Cost & budget controls
LLM costs can run away. Controls:
- Per-agent budget: hard cap on $/day. Exceeds → circuit breaker.
- Prompt caching: the single largest cost lever in finance — chart of accounts, controls catalog, prior recons reused per call. 70-90% reduction realistic.
- Model selection: Haiku for high-volume classification; Sonnet for default; Opus only where the eval bar requires it.
- Token-per-call ceiling: alert if a call exceeds 80th-percentile recent usage.
- Batching where possible (Anthropic batch API for non-realtime).
- Dashboard showing cost per workflow, per tier, per Process Owner — so spend is attributable.
Vendor management
The JD calls out vendor relationships in the Nice-to-Have list. The vendors that matter:
| Vendor | What you depend on | What to watch |
|---|---|---|
| Anthropic | Models, API uptime, prompt caching, agent SDK | Model deprecation timelines; new model evals before rollout; pricing changes |
| n8n | Workflow runtime, AI nodes | Self-hosted version updates; security patches; community node quality |
| NetSuite (Oracle) | ERP API stability | SuiteTalk version deprecation; rate-limit policy changes |
| BlackLine | Recon workflow, API | API changes; SOC2 reports; SLA |
| Kyriba | Treasury API, bank connectivity | Bank format changes; outages on critical days |
| Fireblocks | Custody API, webhooks | Webhook reliability; signing policy changes |
| Lukka | Crypto subledger output quality | Chain coverage; fair-value timestamp policy |
| Cloud provider | Hosting, data residency | Region availability; egress costs |
For each: SOC 2 / ISO 27001 reports reviewed annually; DPA in place; named operational contact; outage history reviewed; renewal calendar.
Runbooks & on-call
The discipline that takes "ships agents" to "operates a platform." For each production agent class:
- Runbook: what each alert means, how to diagnose, how to escalate.

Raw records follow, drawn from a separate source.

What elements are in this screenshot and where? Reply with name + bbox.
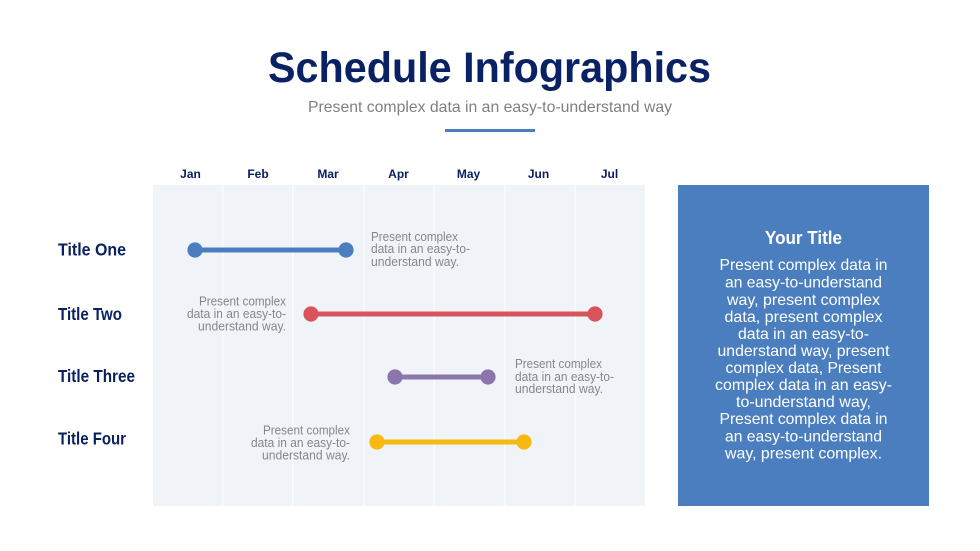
note: Title Four: Present complex [263, 424, 351, 438]
callout body text: data in an easy-to- [738, 326, 869, 343]
note: Title One [371, 230, 470, 269]
callout body text: Present complex data in [720, 257, 888, 274]
callout body text: to-understand way, [736, 394, 871, 411]
note: Title Three [515, 357, 614, 396]
month labels: Jul [601, 167, 618, 181]
note: Title One: understand way. [371, 255, 459, 269]
note: Title Two: understand way. [198, 320, 286, 334]
row title: Title Four: Title Four [58, 428, 126, 448]
callout body text: Present complex data in [720, 411, 888, 428]
note: Title One: Present complex [371, 230, 459, 244]
schedule bar: Title Four [369, 434, 532, 450]
callout body text: data, present complex [724, 309, 882, 326]
note: Title Four: understand way. [262, 448, 350, 462]
panel: timeline grid [153, 185, 645, 506]
title accent rule [445, 129, 535, 132]
note: Title Two [187, 294, 287, 334]
note: Title Three: Present complex [515, 357, 603, 371]
callout body text: complex data, Present [726, 360, 882, 377]
note: Title Three: data in an easy-to- [515, 370, 614, 384]
subtitle: Present complex data in an easy-to-understand way [308, 99, 672, 116]
month labels: Jan [180, 167, 201, 181]
schedule bar: Title One [187, 242, 354, 258]
callout body text: understand way, present [718, 343, 890, 360]
callout body text: an easy-to-understand [725, 428, 882, 446]
month labels: Jun [528, 167, 549, 181]
schedule bar: Title Two [303, 306, 603, 322]
title: Schedule Infographics [268, 44, 711, 92]
callout body text: an easy-to-understand [725, 274, 882, 292]
note: Title One: data in an easy-to- [371, 242, 470, 256]
note: Title Three: understand way. [515, 382, 603, 396]
note: Title Two: data in an easy-to- [187, 307, 286, 321]
note: Title Four [251, 424, 351, 462]
note: Title Four: data in an easy-to- [251, 436, 350, 450]
schedule bar: Title Three [387, 369, 496, 385]
panel: your title callout [678, 185, 929, 506]
month labels [180, 167, 618, 181]
month labels: May [457, 167, 480, 181]
row title: Title One: Title One [58, 240, 126, 260]
callout body text: way, present complex. [724, 446, 882, 462]
row title: Title Three: Title Three [58, 366, 135, 386]
note: Title Two: Present complex [199, 294, 287, 308]
callout body text [715, 257, 892, 462]
callout body text: complex data in an easy- [715, 377, 892, 394]
month labels: Apr [388, 167, 409, 181]
row title: Title Two: Title Two [58, 304, 122, 324]
callout body text: way, present complex [726, 292, 880, 309]
month labels: Feb [247, 167, 269, 181]
month labels: Mar [317, 167, 339, 181]
callout heading: Your Title [765, 228, 842, 248]
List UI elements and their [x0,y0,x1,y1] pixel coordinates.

- Pause / kill switch: documented, tested, accessible to the Process Owner without engineering involvement.
- On-call rotation: who's responsible for AI-platform incidents.
- Escalation tree: AI Architect → Engineering Lead → CTO; Process Owner → Controller → CFO.
- Quarterly DR drill: pretend a top integration is down for 4 hours; show you can complete close manually with the audit-log story intact.
The ops dashboard
One pane the AI Architect and the Controller both look at. The metrics that matter:
- Per agent: runs/day, success/halt/escalate split, override rate, eval pass rate (weekly sample), p95 latency, cost.
- Per workflow: end-to-end SLA, FTE-equivalent saved, items processed.
- Integration health: each external API's freshness, error rate, rate-limit headroom.
- Audit log health: write latency, missing-row alerts (every run must have a row).
- SOX status: which agents have current design doc signoff; which are out of date.
This dashboard is the artifact that supports the JD's fifth responsibility area: "Build metrics, dashboards, and performance frameworks to measure efficiency gains, cost reduction, risk outcomes, and ROI."